As under the Young Offenders Act, the proposed youth criminal justice act would allow prosecutors to seek to have an adult sentence imposed if a youth 14 or older were found guilty of an indictable offence. The youth criminal justice act maintains the category of presumptive offences in the Young Offenders Act, but extends the presumption to youths 14 or 17 and to serious repeat violence offences.
A youth charged with a presumptive offence has an opportunity to demonstrate to the youth court judge that the presumption should not apply. In addition, under the proposed youth criminal justice act, provincial prosecutors would have the discretion to waive the presumption in an individual case, in which case the judge must impose a youth sentence.

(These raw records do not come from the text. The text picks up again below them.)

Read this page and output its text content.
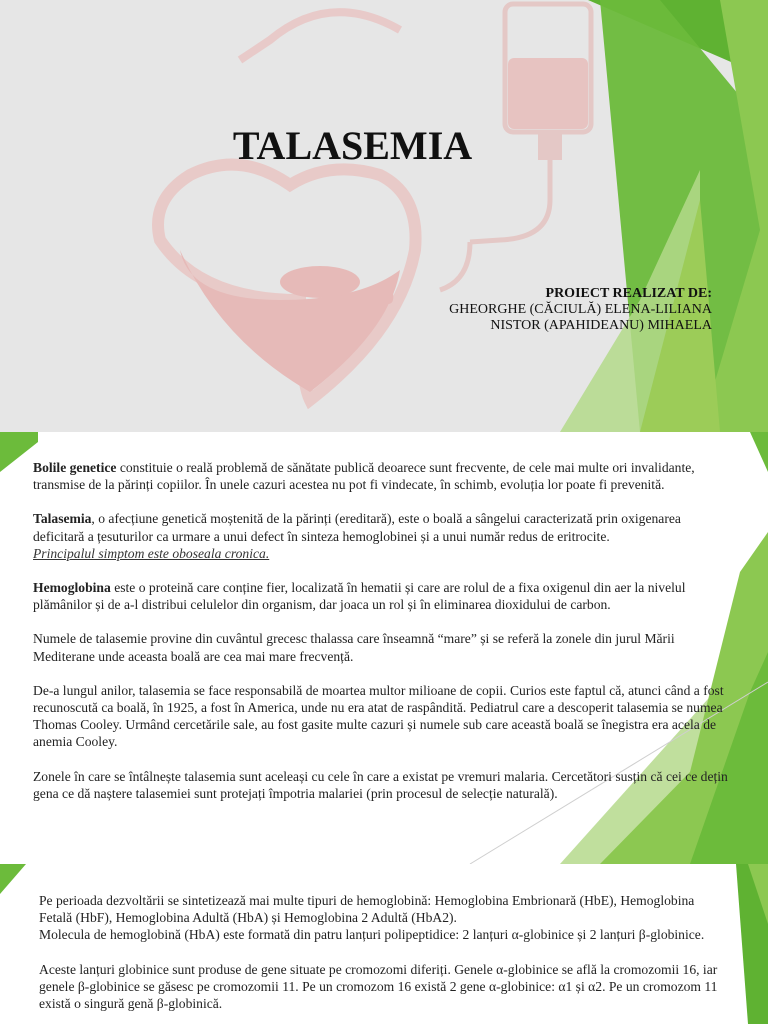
TALASEMIA
PROIECT REALIZAT DE:
GHEORGHE (CĂCIULĂ) ELENA-LILIANA
NISTOR (APAHIDEANU) MIHAELA

Bolile genetice constituie o reală problemă de sănătate publică deoarece sunt frecvente, de cele mai multe ori invalidante, transmise de la părinți copiilor. În unele cazuri acestea nu pot fi vindecate, în schimb, evoluția lor poate fi prevenită.

Talasemia, o afecțiune genetică moștenită de la părinți (ereditară), este o boală a sângelui caracterizată prin oxigenarea deficitară a țesuturilor ca urmare a unui defect în sinteza hemoglobinei și a unui număr redus de eritrocite.
Principalul simptom este oboseala cronica.

Hemoglobina este o proteină care conține fier, localizată în hematii și care are rolul de a fixa oxigenul din aer la nivelul plămânilor și de a-l distribui celulelor din organism, dar joaca un rol și în eliminarea dioxidului de carbon.

Numele de talasemie provine din cuvântul grecesc thalassa care înseamnă “mare” și se referă la zonele din jurul Mării Mediterane unde aceasta boală are cea mai mare frecvență.

De-a lungul anilor, talasemia se face responsabilă de moartea multor milioane de copii. Curios este faptul că, atunci când a fost recunoscută ca boală, în 1925, a fost în America, unde nu era atat de raspândită. Pediatrul care a descoperit talasemia se numea Thomas Cooley. Urmând cercetările sale, au fost gasite multe cazuri și numele sub care această boală se înegistra era acela de anemia Cooley.

Zonele în care se întâlnește talasemia sunt aceleași cu cele în care a existat pe vremuri malaria. Cercetători susțin că cei ce dețin gena ce dă naștere talasemiei sunt protejați împotria malariei (prin procesul de selecție naturală).

Pe perioada dezvoltării se sintetizează mai multe tipuri de hemoglobină: Hemoglobina Embrionară (HbE), Hemoglobina Fetală (HbF), Hemoglobina Adultă (HbA) și Hemoglobina 2 Adultă (HbA2).
Molecula de hemoglobină (HbA) este formată din patru lanțuri polipeptidice: 2 lanțuri α-globinice și 2 lanțuri β-globinice.

Aceste lanțuri globinice sunt produse de gene situate pe cromozomi diferiți. Genele α-globinice se află la cromozomii 16, iar genele β-globinice se găsesc pe cromozomii 11. Pe un cromozom 16 există 2 gene α-globinice: α1 și α2. Pe un cromozom 11 există o singură genă β-globinică.
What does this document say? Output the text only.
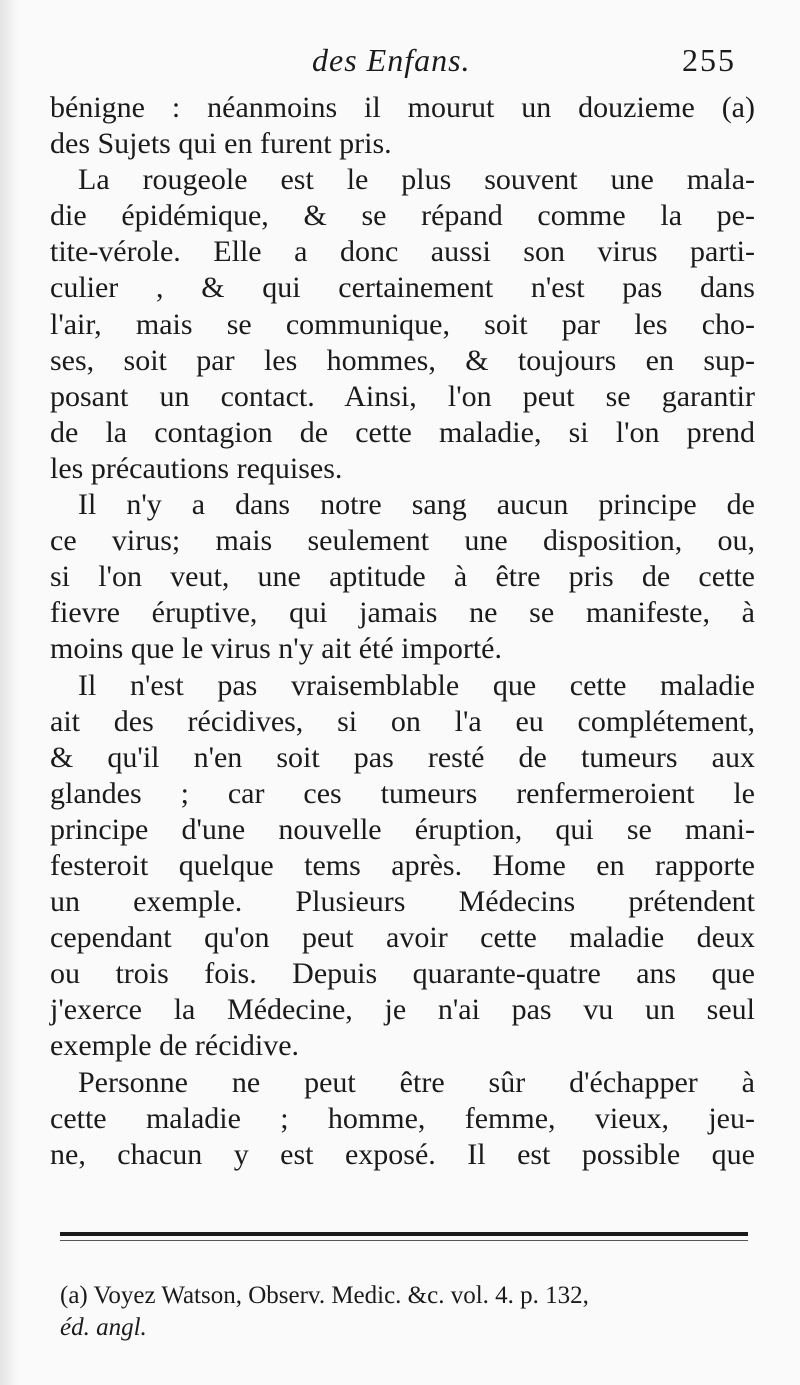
des Enfans.	255
bénigne : néanmoins il mourut un douzieme (a)
des Sujets qui en furent pris.
La rougeole est le plus souvent une mala-
die épidémique, & se répand comme la pe-
tite-vérole. Elle a donc aussi son virus parti-
culier , & qui certainement n'est pas dans
l'air, mais se communique, soit par les cho-
ses, soit par les hommes, & toujours en sup-
posant un contact. Ainsi, l'on peut se garantir
de la contagion de cette maladie, si l'on prend
les précautions requises.
Il n'y a dans notre sang aucun principe de
ce virus; mais seulement une disposition, ou,
si l'on veut, une aptitude à être pris de cette
fievre éruptive, qui jamais ne se manifeste, à
moins que le virus n'y ait été importé.
Il n'est pas vraisemblable que cette maladie
ait des récidives, si on l'a eu complétement,
& qu'il n'en soit pas resté de tumeurs aux
glandes ; car ces tumeurs renfermeroient le
principe d'une nouvelle éruption, qui se mani-
festeroit quelque tems après. Home en rapporte
un exemple. Plusieurs Médecins prétendent
cependant qu'on peut avoir cette maladie deux
ou trois fois. Depuis quarante-quatre ans que
j'exerce la Médecine, je n'ai pas vu un seul
exemple de récidive.
Personne ne peut être sûr d'échapper à
cette maladie ; homme, femme, vieux, jeu-
ne, chacun y est exposé. Il est possible que
(a) Voyez Watson, Observ. Medic. &c. vol. 4. p. 132,
éd. angl.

Under the Young Offenders Act the crown must make an application to waive the presumption and the decision rests with the judge. The provincial attorney general could also issue guidelines to prosecutors respecting the waiver of the presumption. Finally, through an order in council a province could raise the age of the application of the presumption from 14 to 15 or 16.
The bill eliminates the transfer to adult court and provides that all proceedings against a youth take place in youth court, where age appropriate due process protections apply, as I have already indicated. Hearings to determine whether a youth sentence or an adult sentence should be imposed would be held only after the youth has been found guilty. Therefore, the youth court judge would make the decision whether to impose a youth or adult sentence after all the evidence regarding the circumstances of the offence and the offender were put before the court.
This bill is a good bill. We look forward to hearing the comments today and moving forward with this legislation. The bill was before the House in the previous parliament and it is now time to get on with it. Canadians are demanding it and we should respond to their demands.